To relook at the needs around us. To relook at the poverty levels, relook at the religious
and political polarization, relook at the economic and social inequalities, relook at racism
and various cultural phobias…and to relook at all that is needed to change in and
around us as we collectively and perpetually live this pattern of life, death and rebirth.

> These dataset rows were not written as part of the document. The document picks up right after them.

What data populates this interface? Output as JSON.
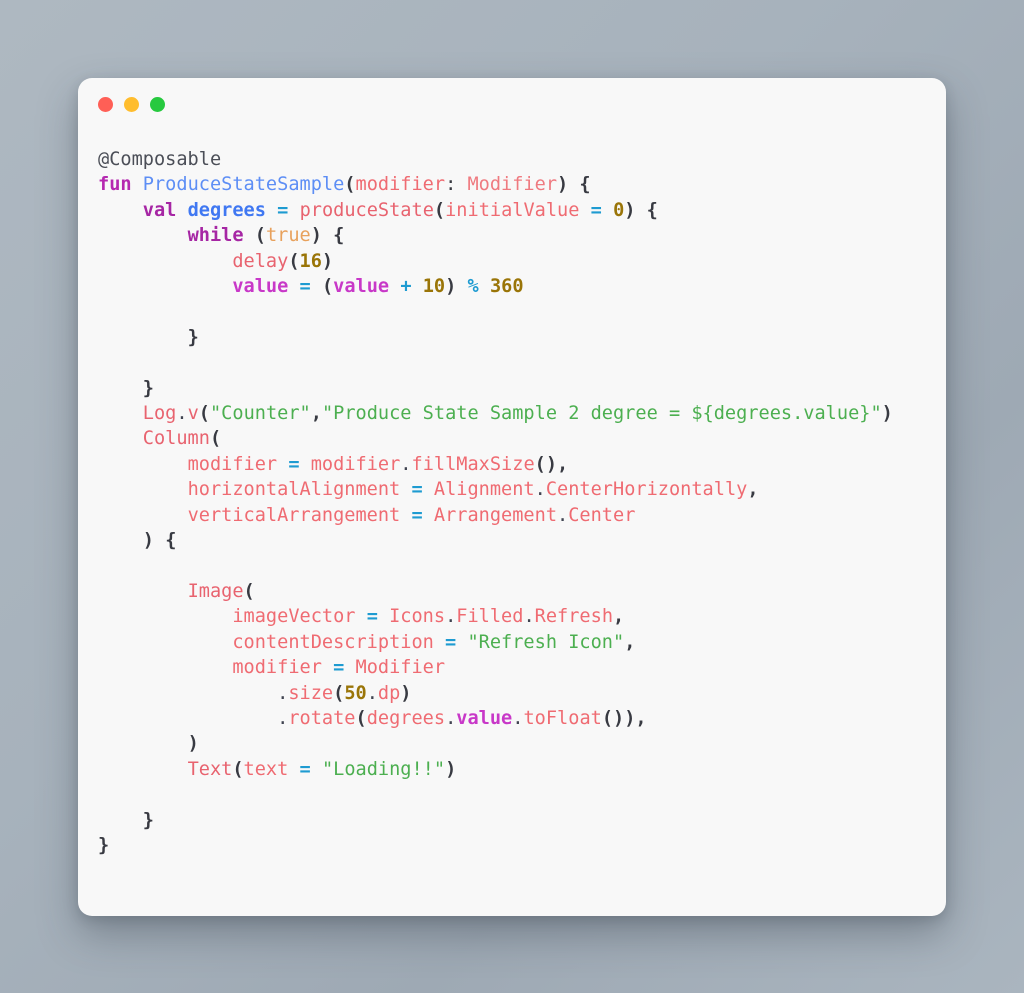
{
  "window": {
    "background_color": "#a7b2bc",
    "card_color": "#f8f8f8",
    "traffic_lights": [
      {
        "name": "close",
        "color": "#ff5f56"
      },
      {
        "name": "minimize",
        "color": "#ffbd2e"
      },
      {
        "name": "maximize",
        "color": "#27c93f"
      }
    ]
  },
  "code": {
    "language": "kotlin",
    "full_text": "@Composable\nfun ProduceStateSample(modifier: Modifier) {\n    val degrees = produceState(initialValue = 0) {\n        while (true) {\n            delay(16)\n            value = (value + 10) % 360\n\n        }\n\n    }\n    Log.v(\"Counter\",\"Produce State Sample 2 degree = ${degrees.value}\")\n    Column(\n        modifier = modifier.fillMaxSize(),\n        horizontalAlignment = Alignment.CenterHorizontally,\n        verticalArrangement = Arrangement.Center\n    ) {\n\n        Image(\n            imageVector = Icons.Filled.Refresh,\n            contentDescription = \"Refresh Icon\",\n            modifier = Modifier\n                .size(50.dp)\n                .rotate(degrees.value.toFloat()),\n        )\n        Text(text = \"Loading!!\")\n\n    }\n}",
    "lines": [
      {
        "id": "l1",
        "tokens": [
          {
            "c": "t-anno",
            "t": "@Composable"
          }
        ]
      },
      {
        "id": "l2",
        "tokens": [
          {
            "c": "t-kw",
            "t": "fun"
          },
          {
            "c": "t-plain",
            "t": " "
          },
          {
            "c": "t-fn",
            "t": "ProduceStateSample"
          },
          {
            "c": "t-punc",
            "t": "("
          },
          {
            "c": "t-ident",
            "t": "modifier"
          },
          {
            "c": "t-plain",
            "t": ": "
          },
          {
            "c": "t-type",
            "t": "Modifier"
          },
          {
            "c": "t-punc",
            "t": ")"
          },
          {
            "c": "t-plain",
            "t": " "
          },
          {
            "c": "t-punc",
            "t": "{"
          }
        ]
      },
      {
        "id": "l3",
        "tokens": [
          {
            "c": "t-plain",
            "t": "    "
          },
          {
            "c": "t-kw2",
            "t": "val"
          },
          {
            "c": "t-plain",
            "t": " "
          },
          {
            "c": "t-var",
            "t": "degrees"
          },
          {
            "c": "t-plain",
            "t": " "
          },
          {
            "c": "t-op",
            "t": "="
          },
          {
            "c": "t-plain",
            "t": " "
          },
          {
            "c": "t-call",
            "t": "produceState"
          },
          {
            "c": "t-punc",
            "t": "("
          },
          {
            "c": "t-ident",
            "t": "initialValue"
          },
          {
            "c": "t-plain",
            "t": " "
          },
          {
            "c": "t-op",
            "t": "="
          },
          {
            "c": "t-plain",
            "t": " "
          },
          {
            "c": "t-num",
            "t": "0"
          },
          {
            "c": "t-punc",
            "t": ")"
          },
          {
            "c": "t-plain",
            "t": " "
          },
          {
            "c": "t-punc",
            "t": "{"
          }
        ]
      },
      {
        "id": "l4",
        "tokens": [
          {
            "c": "t-plain",
            "t": "        "
          },
          {
            "c": "t-kw2",
            "t": "while"
          },
          {
            "c": "t-plain",
            "t": " "
          },
          {
            "c": "t-punc",
            "t": "("
          },
          {
            "c": "t-bool",
            "t": "true"
          },
          {
            "c": "t-punc",
            "t": ")"
          },
          {
            "c": "t-plain",
            "t": " "
          },
          {
            "c": "t-punc",
            "t": "{"
          }
        ]
      },
      {
        "id": "l5",
        "tokens": [
          {
            "c": "t-plain",
            "t": "            "
          },
          {
            "c": "t-call",
            "t": "delay"
          },
          {
            "c": "t-punc",
            "t": "("
          },
          {
            "c": "t-num",
            "t": "16"
          },
          {
            "c": "t-punc",
            "t": ")"
          }
        ]
      },
      {
        "id": "l6",
        "tokens": [
          {
            "c": "t-plain",
            "t": "            "
          },
          {
            "c": "t-prop",
            "t": "value"
          },
          {
            "c": "t-plain",
            "t": " "
          },
          {
            "c": "t-op",
            "t": "="
          },
          {
            "c": "t-plain",
            "t": " "
          },
          {
            "c": "t-punc",
            "t": "("
          },
          {
            "c": "t-prop",
            "t": "value"
          },
          {
            "c": "t-plain",
            "t": " "
          },
          {
            "c": "t-op",
            "t": "+"
          },
          {
            "c": "t-plain",
            "t": " "
          },
          {
            "c": "t-num",
            "t": "10"
          },
          {
            "c": "t-punc",
            "t": ")"
          },
          {
            "c": "t-plain",
            "t": " "
          },
          {
            "c": "t-op",
            "t": "%"
          },
          {
            "c": "t-plain",
            "t": " "
          },
          {
            "c": "t-num",
            "t": "360"
          }
        ]
      },
      {
        "id": "l7",
        "tokens": [
          {
            "c": "t-plain",
            "t": ""
          }
        ]
      },
      {
        "id": "l8",
        "tokens": [
          {
            "c": "t-plain",
            "t": "        "
          },
          {
            "c": "t-punc",
            "t": "}"
          }
        ]
      },
      {
        "id": "l9",
        "tokens": [
          {
            "c": "t-plain",
            "t": ""
          }
        ]
      },
      {
        "id": "l10",
        "tokens": [
          {
            "c": "t-plain",
            "t": "    "
          },
          {
            "c": "t-punc",
            "t": "}"
          }
        ]
      },
      {
        "id": "l11",
        "tokens": [
          {
            "c": "t-plain",
            "t": "    "
          },
          {
            "c": "t-call",
            "t": "Log"
          },
          {
            "c": "t-dot",
            "t": "."
          },
          {
            "c": "t-call",
            "t": "v"
          },
          {
            "c": "t-punc",
            "t": "("
          },
          {
            "c": "t-str",
            "t": "\"Counter\""
          },
          {
            "c": "t-punc",
            "t": ","
          },
          {
            "c": "t-str",
            "t": "\"Produce State Sample 2 degree = ${degrees.value}\""
          },
          {
            "c": "t-punc",
            "t": ")"
          }
        ]
      },
      {
        "id": "l12",
        "tokens": [
          {
            "c": "t-plain",
            "t": "    "
          },
          {
            "c": "t-call",
            "t": "Column"
          },
          {
            "c": "t-punc",
            "t": "("
          }
        ]
      },
      {
        "id": "l13",
        "tokens": [
          {
            "c": "t-plain",
            "t": "        "
          },
          {
            "c": "t-ident",
            "t": "modifier"
          },
          {
            "c": "t-plain",
            "t": " "
          },
          {
            "c": "t-op",
            "t": "="
          },
          {
            "c": "t-plain",
            "t": " "
          },
          {
            "c": "t-ident",
            "t": "modifier"
          },
          {
            "c": "t-dot",
            "t": "."
          },
          {
            "c": "t-ident",
            "t": "fillMaxSize"
          },
          {
            "c": "t-punc",
            "t": "(),"
          }
        ]
      },
      {
        "id": "l14",
        "tokens": [
          {
            "c": "t-plain",
            "t": "        "
          },
          {
            "c": "t-ident",
            "t": "horizontalAlignment"
          },
          {
            "c": "t-plain",
            "t": " "
          },
          {
            "c": "t-op",
            "t": "="
          },
          {
            "c": "t-plain",
            "t": " "
          },
          {
            "c": "t-ident",
            "t": "Alignment"
          },
          {
            "c": "t-dot",
            "t": "."
          },
          {
            "c": "t-ident",
            "t": "CenterHorizontally"
          },
          {
            "c": "t-punc",
            "t": ","
          }
        ]
      },
      {
        "id": "l15",
        "tokens": [
          {
            "c": "t-plain",
            "t": "        "
          },
          {
            "c": "t-ident",
            "t": "verticalArrangement"
          },
          {
            "c": "t-plain",
            "t": " "
          },
          {
            "c": "t-op",
            "t": "="
          },
          {
            "c": "t-plain",
            "t": " "
          },
          {
            "c": "t-ident",
            "t": "Arrangement"
          },
          {
            "c": "t-dot",
            "t": "."
          },
          {
            "c": "t-ident",
            "t": "Center"
          }
        ]
      },
      {
        "id": "l16",
        "tokens": [
          {
            "c": "t-plain",
            "t": "    "
          },
          {
            "c": "t-punc",
            "t": ")"
          },
          {
            "c": "t-plain",
            "t": " "
          },
          {
            "c": "t-punc",
            "t": "{"
          }
        ]
      },
      {
        "id": "l17",
        "tokens": [
          {
            "c": "t-plain",
            "t": ""
          }
        ]
      },
      {
        "id": "l18",
        "tokens": [
          {
            "c": "t-plain",
            "t": "        "
          },
          {
            "c": "t-call",
            "t": "Image"
          },
          {
            "c": "t-punc",
            "t": "("
          }
        ]
      },
      {
        "id": "l19",
        "tokens": [
          {
            "c": "t-plain",
            "t": "            "
          },
          {
            "c": "t-ident",
            "t": "imageVector"
          },
          {
            "c": "t-plain",
            "t": " "
          },
          {
            "c": "t-op",
            "t": "="
          },
          {
            "c": "t-plain",
            "t": " "
          },
          {
            "c": "t-ident",
            "t": "Icons"
          },
          {
            "c": "t-dot",
            "t": "."
          },
          {
            "c": "t-ident",
            "t": "Filled"
          },
          {
            "c": "t-dot",
            "t": "."
          },
          {
            "c": "t-ident",
            "t": "Refresh"
          },
          {
            "c": "t-punc",
            "t": ","
          }
        ]
      },
      {
        "id": "l20",
        "tokens": [
          {
            "c": "t-plain",
            "t": "            "
          },
          {
            "c": "t-ident",
            "t": "contentDescription"
          },
          {
            "c": "t-plain",
            "t": " "
          },
          {
            "c": "t-op",
            "t": "="
          },
          {
            "c": "t-plain",
            "t": " "
          },
          {
            "c": "t-str",
            "t": "\"Refresh Icon\""
          },
          {
            "c": "t-punc",
            "t": ","
          }
        ]
      },
      {
        "id": "l21",
        "tokens": [
          {
            "c": "t-plain",
            "t": "            "
          },
          {
            "c": "t-ident",
            "t": "modifier"
          },
          {
            "c": "t-plain",
            "t": " "
          },
          {
            "c": "t-op",
            "t": "="
          },
          {
            "c": "t-plain",
            "t": " "
          },
          {
            "c": "t-ident",
            "t": "Modifier"
          }
        ]
      },
      {
        "id": "l22",
        "tokens": [
          {
            "c": "t-plain",
            "t": "                "
          },
          {
            "c": "t-dot",
            "t": "."
          },
          {
            "c": "t-ident",
            "t": "size"
          },
          {
            "c": "t-punc",
            "t": "("
          },
          {
            "c": "t-num",
            "t": "50"
          },
          {
            "c": "t-dot",
            "t": "."
          },
          {
            "c": "t-ident",
            "t": "dp"
          },
          {
            "c": "t-punc",
            "t": ")"
          }
        ]
      },
      {
        "id": "l23",
        "tokens": [
          {
            "c": "t-plain",
            "t": "                "
          },
          {
            "c": "t-dot",
            "t": "."
          },
          {
            "c": "t-ident",
            "t": "rotate"
          },
          {
            "c": "t-punc",
            "t": "("
          },
          {
            "c": "t-ident",
            "t": "degrees"
          },
          {
            "c": "t-dot",
            "t": "."
          },
          {
            "c": "t-prop",
            "t": "value"
          },
          {
            "c": "t-dot",
            "t": "."
          },
          {
            "c": "t-ident",
            "t": "toFloat"
          },
          {
            "c": "t-punc",
            "t": "()),"
          }
        ]
      },
      {
        "id": "l24",
        "tokens": [
          {
            "c": "t-plain",
            "t": "        "
          },
          {
            "c": "t-punc",
            "t": ")"
          }
        ]
      },
      {
        "id": "l25",
        "tokens": [
          {
            "c": "t-plain",
            "t": "        "
          },
          {
            "c": "t-call",
            "t": "Text"
          },
          {
            "c": "t-punc",
            "t": "("
          },
          {
            "c": "t-ident",
            "t": "text"
          },
          {
            "c": "t-plain",
            "t": " "
          },
          {
            "c": "t-op",
            "t": "="
          },
          {
            "c": "t-plain",
            "t": " "
          },
          {
            "c": "t-str",
            "t": "\"Loading!!\""
          },
          {
            "c": "t-punc",
            "t": ")"
          }
        ]
      },
      {
        "id": "l26",
        "tokens": [
          {
            "c": "t-plain",
            "t": ""
          }
        ]
      },
      {
        "id": "l27",
        "tokens": [
          {
            "c": "t-plain",
            "t": "    "
          },
          {
            "c": "t-punc",
            "t": "}"
          }
        ]
      },
      {
        "id": "l28",
        "tokens": [
          {
            "c": "t-punc",
            "t": "}"
          }
        ]
      }
    ]
  }
}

You see, my brothers and sisters, there is no return to the false sense of what we
thought was stable and normal and so instead we need to be open to the changes in
our lives all around us – our families, our communities, and our Church and to embrace
all of God’s creation and ever-loving Spirit, which we are told will “renew the face of the
earth.”
The lesson Palm Sunday gives to you and me is that the path to salvation is not one of
relying on our own greatness or achievements or giving deep concern over the mistakes
and faults we have made. Rather it is fully acknowledging and giving thanks for Jesus
the Christ, sent to us by a loving God – the Christ who, as we will relive and be
reminded this Holy Week – will wipe away every tear from our face and will show us the
way, the truth and the light by which we will are invited to embrace what is new, by
seeing with new eyes and hearing with new ears so that we may go forth imitating and
replicating the abundant love of God.